Another shift is taking place before our very eyes. This view holds that there is a third component to the human being, which we call consciousness, which is distinct and separate from both the body and the mind. This, in effect, is who we are. To be more specific, it is consciousness (the life principle), which both animates and enlivens the previous two components and which is responsible for the functioning of the entire system.

This new paradigm holds that human beings are made up of three components-- a body, a mind, and consciousness, and their relative importance lies in this same ascending order. From the point of view of religions, whether Abrahamic (Judaism Christianity and Islam) or Vedic (Hinduism, Buddhism, Jainism or Sikhism) the notion of consciousness, spirit, or soul is nothing new. However, from the perspective of the healing professions, or from our Western notion of the healing sciences, this is new and important.

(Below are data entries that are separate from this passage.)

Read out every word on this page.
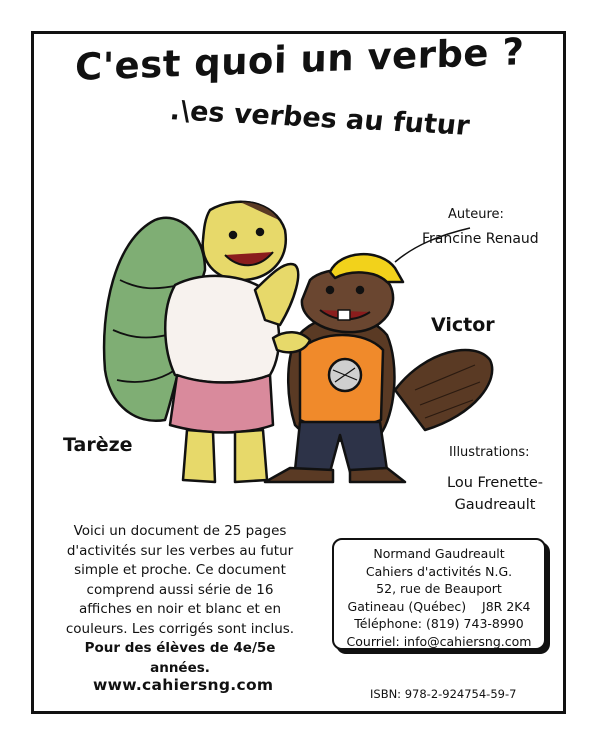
C'est quoi un verbe ?
.\es verbes au futur
Auteure:
Francine Renaud
Victor
Tarèze	Illustrations:
Lou Frenette-
Gaudreault
Voici un document de 25 pages
d'activités sur les verbes au futur
simple et proche. Ce document
comprend aussi série de 16
affiches en noir et blanc et en
couleurs. Les corrigés sont inclus.
Pour des élèves de 4e/5e années.
www.cahiersng.com
Normand Gaudreault
Cahiers d'activités N.G.
52, rue de Beauport
Gatineau (Québec)    J8R 2K4
Téléphone: (819) 743-8990
Courriel: info@cahiersng.com
ISBN: 978-2-924754-59-7
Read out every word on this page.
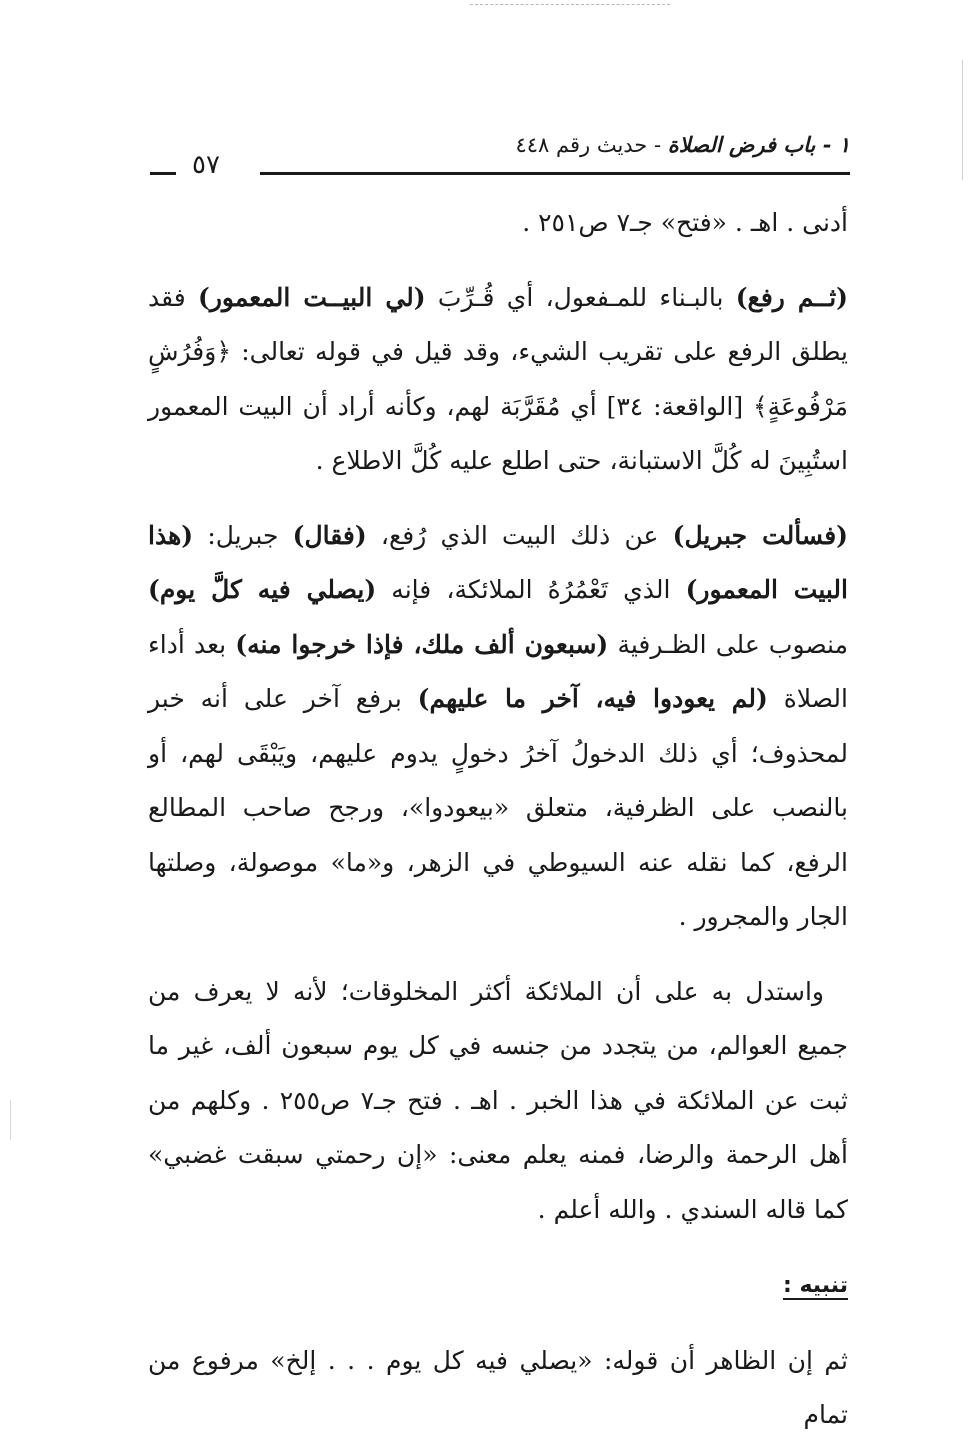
١ - باب فرض الصلاة - حديث رقم ٤٤٨
٥٧

أدنى . اهـ . «فتح» جـ٧ ص٢٥١ .

(ثــم رفع) بالبـناء للمـفعول، أي قُـرِّبَ (لي البيــت المعمور) فقد يطلق الرفع على تقريب الشيء، وقد قيل في قوله تعالى: ﴿وَفُرُشٍ مَرْفُوعَةٍ﴾ [الواقعة: ٣٤] أي مُقَرَّبَة لهم، وكأنه أراد أن البيت المعمور استُبِينَ له كُلَّ الاستبانة، حتى اطلع عليه كُلَّ الاطلاع .

(فسألت جبريل) عن ذلك البيت الذي رُفع، (فقال) جبريل: (هذا البيت المعمور) الذي تَعْمُرُهُ الملائكة، فإنه (يصلي فيه كلَّ يوم) منصوب على الظـرفية (سبعون ألف ملك، فإذا خرجوا منه) بعد أداء الصلاة (لم يعودوا فيه، آخر ما عليهم) برفع آخر على أنه خبر لمحذوف؛ أي ذلك الدخولُ آخرُ دخولٍ يدوم عليهم، ويَبْقَى لهم، أو بالنصب على الظرفية، متعلق «بيعودوا»، ورجح صاحب المطالع الرفع، كما نقله عنه السيوطي في الزهر، و«ما» موصولة، وصلتها الجار والمجرور .

واستدل به على أن الملائكة أكثر المخلوقات؛ لأنه لا يعرف من جميع العوالم، من يتجدد من جنسه في كل يوم سبعون ألف، غير ما ثبت عن الملائكة في هذا الخبر . اهـ . فتح جـ٧ ص٢٥٥ . وكلهم من أهل الرحمة والرضا، فمنه يعلم معنى: «إن رحمتي سبقت غضبي» كما قاله السندي . والله أعلم .

تنبيه :

ثم إن الظاهر أن قوله: «يصلي فيه كل يوم . . . إلخ» مرفوع من تمام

The old model of the human being stated and made famous by the 17th century philosopher Renee Descartes was summarized as follows, "I think therefore I am." The new paradigm suggests that this is radically wrong. We are more than thinking entities. The new model could be stated as follows, "I am conscious therefore I am." We can use different terminology here--but what we are saying is that we are conscious entities. Awareness is different than thinking. When we make this shift, we launch upon a new view of healing. A model facilitated and awakened by the practice of meditation. In this sense, meditation is an exploration into the realms of consciousness, and a process by which we increase and free consciousness itself.